A more detailed view of the research as it concerns the westernmost Canyon:

Earth and Planetary Science Letters Volume 474, 15 September 2017, Pages 257-271

6 Ma age of carving Westernmost Grand Canyon: Reconciling geologic data with combined AFT, (U–Th)/He, and 4He/3He thermochronologic data(Article)(Open Access)

Carmen Winn a,

Karl E. Karlstrom a,

David L. Shuster b,c

Shari Kelley d

Matthew Fox b,c,e

a Department of Earth and Planetary Sciences, University of New Mexico, Albuquerque, NM, USA

b Department of Earth and Planetary Sciences, University of California, Berkeley, CA, USA

c Berkeley Geochronology Center, 2455 Ridge Road, Berkeley, CA, USA

d New Mexico Bureau of Geology and Mineral Resources, New Mexico Institute of Mining and Technology, Socorro, NM, USA

e Department of Earth Sciences, University College London, Gower Street, London WC1E 6BT, United Kingdom


    Abstract

Conflicting hypotheses about the timing of carving of the Grand Canyon involve either a 70 Ma (“old”) or <6 Ma (“young”) Grand Canyon. 
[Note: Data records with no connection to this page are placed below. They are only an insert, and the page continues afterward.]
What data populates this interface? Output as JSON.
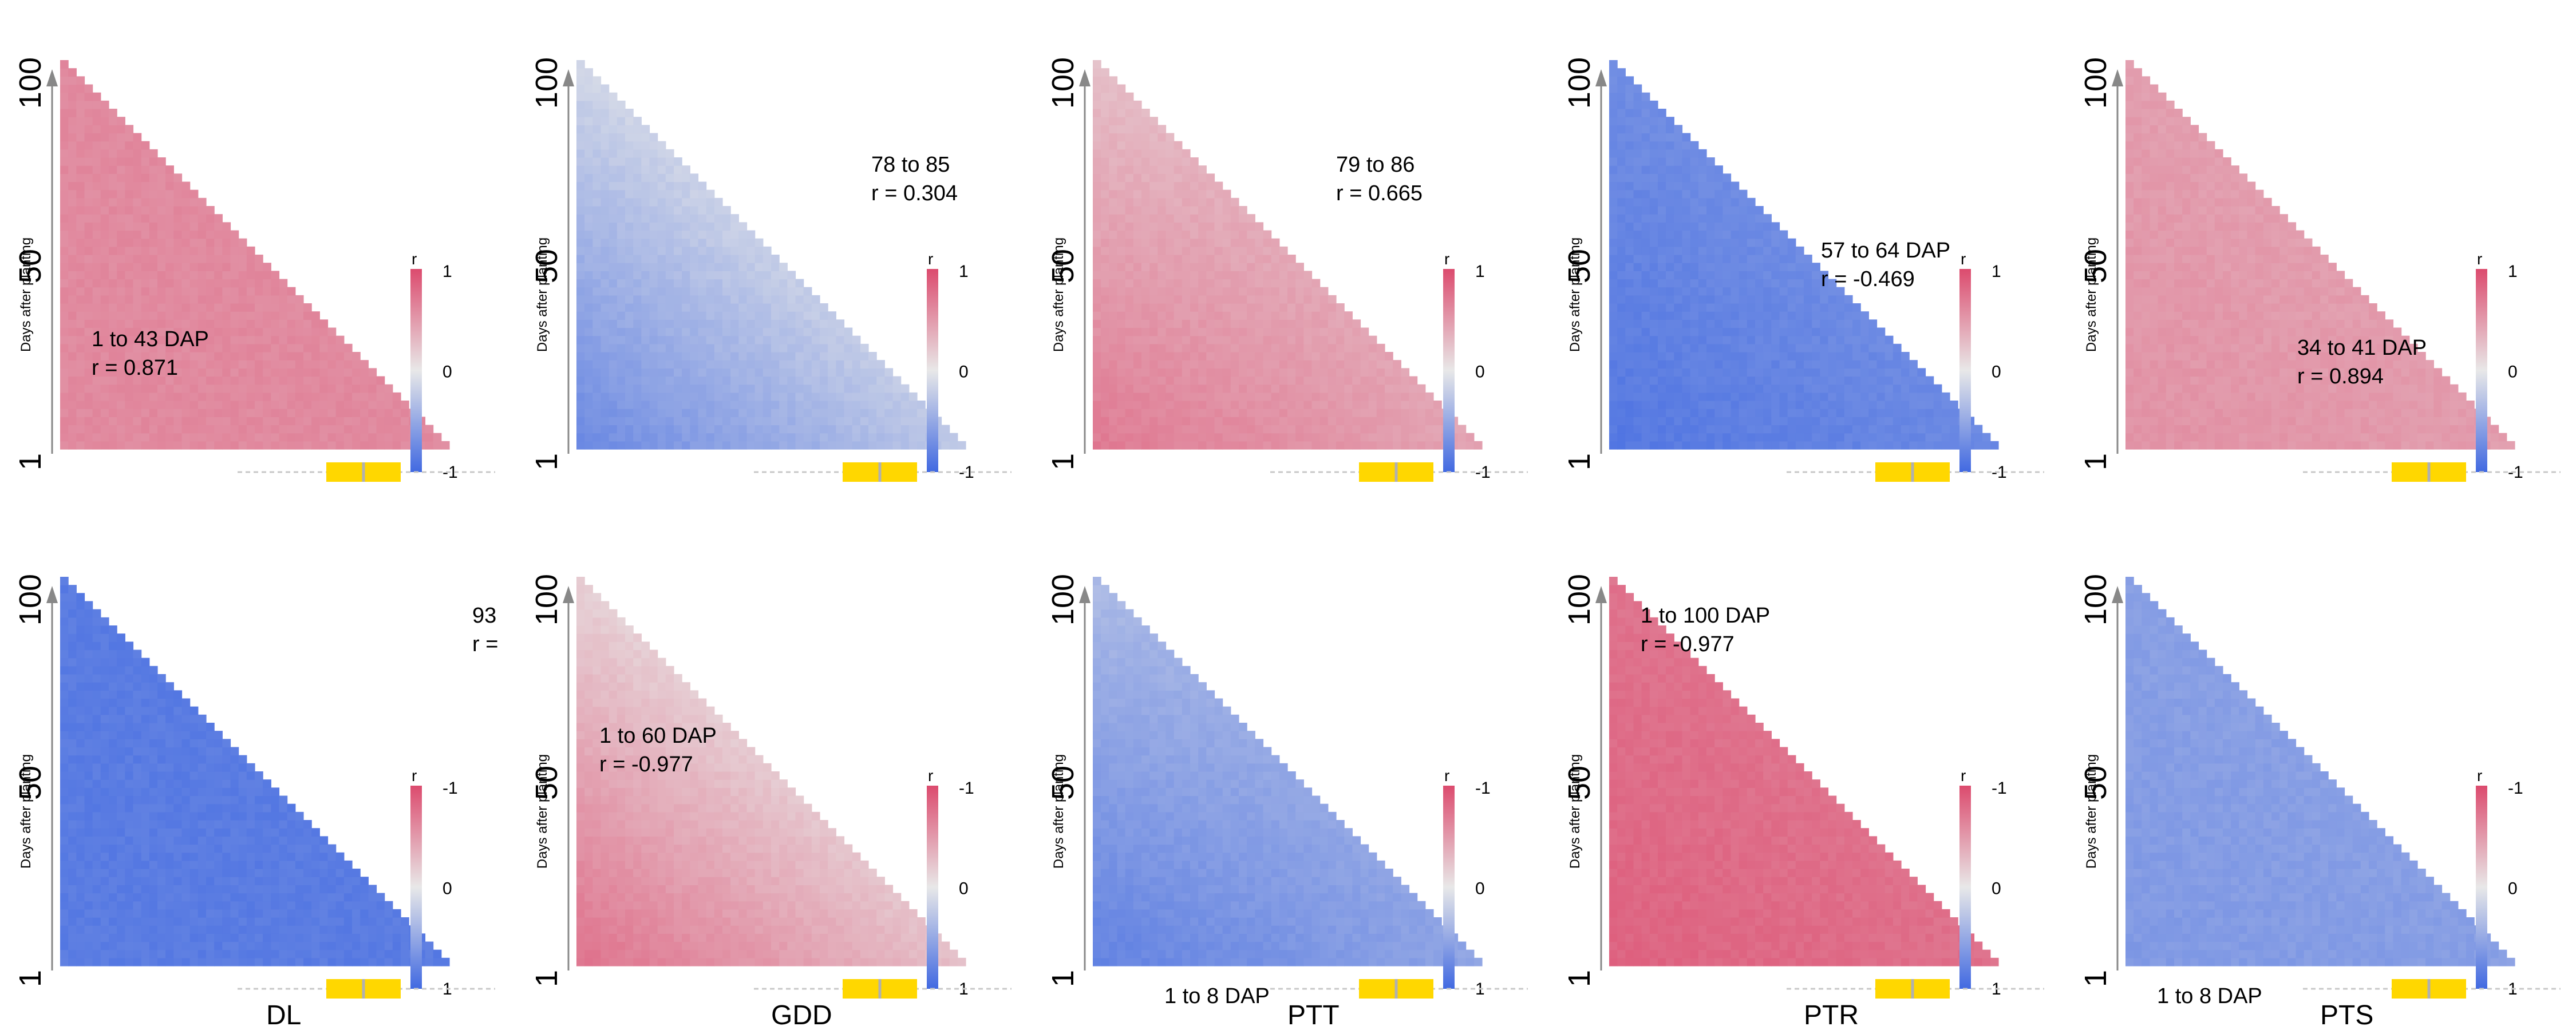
{
  "figure": {
    "colors": {
      "negative": "#4169e1",
      "neutral": "#e8e8e8",
      "positive": "#dc4b6e",
      "bar": "#ffd700",
      "bar_mid": "#b0b0b0",
      "axis": "#888888"
    }
  },
  "chart_data": [
    {
      "type": "heatmap",
      "variable": "",
      "row": 1,
      "col": 1,
      "ylabel": "Days after planting",
      "y_ticks": [
        "1",
        "50",
        "100"
      ],
      "legend_title": "r",
      "legend_ticks": [
        "1",
        "0",
        "-1"
      ],
      "annotation": [
        "1 to 43 DAP",
        "r = 0.871"
      ],
      "pattern": "uniform",
      "field": {
        "base": 0.6
      }
    },
    {
      "type": "heatmap",
      "variable": "",
      "row": 1,
      "col": 2,
      "ylabel": "Days after planting",
      "y_ticks": [
        "1",
        "50",
        "100"
      ],
      "legend_title": "r",
      "legend_ticks": [
        "1",
        "0",
        "-1"
      ],
      "annotation": [
        "78 to 85",
        "r = 0.304"
      ],
      "pattern": "ramp",
      "field": {
        "base": -0.75,
        "gain": 1.1
      }
    },
    {
      "type": "heatmap",
      "variable": "",
      "row": 1,
      "col": 3,
      "ylabel": "Days after planting",
      "y_ticks": [
        "1",
        "50",
        "100"
      ],
      "legend_title": "r",
      "legend_ticks": [
        "1",
        "0",
        "-1"
      ],
      "annotation": [
        "79 to 86",
        "r = 0.665"
      ],
      "pattern": "ptt",
      "field": {
        "base": 0.25,
        "gain": 1.0
      }
    },
    {
      "type": "heatmap",
      "variable": "",
      "row": 1,
      "col": 4,
      "ylabel": "Days after planting",
      "y_ticks": [
        "1",
        "50",
        "100"
      ],
      "legend_title": "r",
      "legend_ticks": [
        "1",
        "0",
        "-1"
      ],
      "annotation": [
        "57 to 64 DAP",
        "r = -0.469"
      ],
      "pattern": "ramp",
      "field": {
        "base": -0.88,
        "gain": 0.3
      }
    },
    {
      "type": "heatmap",
      "variable": "",
      "row": 1,
      "col": 5,
      "ylabel": "Days after planting",
      "y_ticks": [
        "1",
        "50",
        "100"
      ],
      "legend_title": "r",
      "legend_ticks": [
        "1",
        "0",
        "-1"
      ],
      "annotation": [
        "34 to 41 DAP",
        "r = 0.894"
      ],
      "pattern": "ramp",
      "field": {
        "base": 0.55,
        "gain": -0.15
      }
    },
    {
      "type": "heatmap",
      "variable": "DL",
      "row": 2,
      "col": 1,
      "ylabel": "Days after planting",
      "y_ticks": [
        "1",
        "50",
        "100"
      ],
      "legend_title": "r",
      "legend_ticks": [
        "-1",
        "0",
        "1"
      ],
      "annotation": [
        "93",
        "r ="
      ],
      "pattern": "uniform",
      "field": {
        "base": -0.85
      }
    },
    {
      "type": "heatmap",
      "variable": "GDD",
      "row": 2,
      "col": 2,
      "ylabel": "Days after planting",
      "y_ticks": [
        "1",
        "50",
        "100"
      ],
      "legend_title": "r",
      "legend_ticks": [
        "-1",
        "0",
        "1"
      ],
      "annotation": [
        "1 to 60 DAP",
        "r = -0.977"
      ],
      "pattern": "ramp",
      "field": {
        "base": 0.75,
        "gain": -1.1
      }
    },
    {
      "type": "heatmap",
      "variable": "PTT",
      "row": 2,
      "col": 3,
      "ylabel": "Days after planting",
      "y_ticks": [
        "1",
        "50",
        "100"
      ],
      "legend_title": "r",
      "legend_ticks": [
        "-1",
        "0",
        "1"
      ],
      "annotation": [
        "1 to 8 DAP",
        ""
      ],
      "pattern": "ptt",
      "field": {
        "base": -0.35,
        "gain": -1.0
      }
    },
    {
      "type": "heatmap",
      "variable": "PTR",
      "row": 2,
      "col": 4,
      "ylabel": "Days after planting",
      "y_ticks": [
        "1",
        "50",
        "100"
      ],
      "legend_title": "r",
      "legend_ticks": [
        "-1",
        "0",
        "1"
      ],
      "annotation": [
        "1 to 100 DAP",
        "r = -0.977"
      ],
      "pattern": "ramp",
      "field": {
        "base": 0.85,
        "gain": -0.2
      }
    },
    {
      "type": "heatmap",
      "variable": "PTS",
      "row": 2,
      "col": 5,
      "ylabel": "Days after planting",
      "y_ticks": [
        "1",
        "50",
        "100"
      ],
      "legend_title": "r",
      "legend_ticks": [
        "-1",
        "0",
        "1"
      ],
      "annotation": [
        "1 to 8 DAP",
        ""
      ],
      "pattern": "ramp",
      "field": {
        "base": -0.62,
        "gain": 0.1
      }
    }
  ]
}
This paper evaluates the controversial westernmost segment of the Grand Canyon where the following lines of published evidence firmly favor a “young” Canyon. 

1) North-derived Paleocene Hindu Fanglomerate was deposited across the present track of the westernmost Grand Canyon, which therefore was not present at 55 Ma. 

2) The 19 Ma Separation Point basalt is stranded between high relief side canyons feeding the main stem of the Colorado River and was emplaced before these tributaries and the main canyon were incised. 

3) Geomorphic constraints indicate that relief generation in tributaries and on plateaus adjacent to the westernmost Grand Canyon took place after 17 Ma. 

4) The late Miocene–Pliocene Muddy Creek Formation constraint shows that no river carrying far-traveled materials exited at the mouth of the Grand Canyon until after 6 Ma. 

Interpretations of previously-published low-temperature thermochronologic data conflict with these lines of evidence, but are reconciled in this paper via the integration of three methods of analyses on the same sample: apatite (U–Th)/He ages (AHe), 4He/3He thermochronometry (4He/3He), and apatite fission-track ages and lengths (AFT). HeFTy software was used to generate time–temperature (t–T) paths that predict all new and published 4He/3He, AHe, and AFT data to within assumed uncertainties. These t–T paths show cooling from 100 °C to 40–60 °C in the Laramide (70–50 Ma), long-term residence at 40–60 °C in the mid-Tertiary (50–10 Ma), and cooling to near-surface temperatures after 10 Ma, and thus support young incision of the westernmost Grand Canyon

A subset of AHe data, when interpreted alone (i.e. without 4He/3He or AFT data), are better predicted by t–T paths that cool to surface temperatures during the Laramide, consistent with an “old” Grand Canyon. However, the combined AFT, AHe, and 4He/3He analysis of a key sample from Separation Canyon can only be reconciled by a “young” Canyon. Additional new AFT (5 samples) and AHe data (3 samples) in several locations along the canyon corridor also support a “young” Canyon. 

This inconsistency, which mimics the overall controversy of the age of the Grand Canyon, is reconciled here by optimizing cooling paths so they are most consistent with multiple thermochronometers from the same rocks. To do this, we adjusted model parameters and uncertainties to account for uncertainty in the rate of radiation damage annealing in these apatites during sedimentary burial and the resulting variations in He retentivity. In westernmost Grand Canyon, peak burial conditions (temperature and duration) during the Laramide were likely insufficient to fully anneal radiation damage that accumulated during prolonged, near-surface residence since the Proterozoic. We conclude that application of multiple thermochronometers from common rocks reconciles conflicting thermochronologic interpretations and the data presented here are best explained by a “young” westernmost Grand Canyon. Samples spread along the river corridor also suggest the possibility of variable mid-Tertiary thermal histories beneath north-retreating cliffs. © 2017 Elsevier B.V.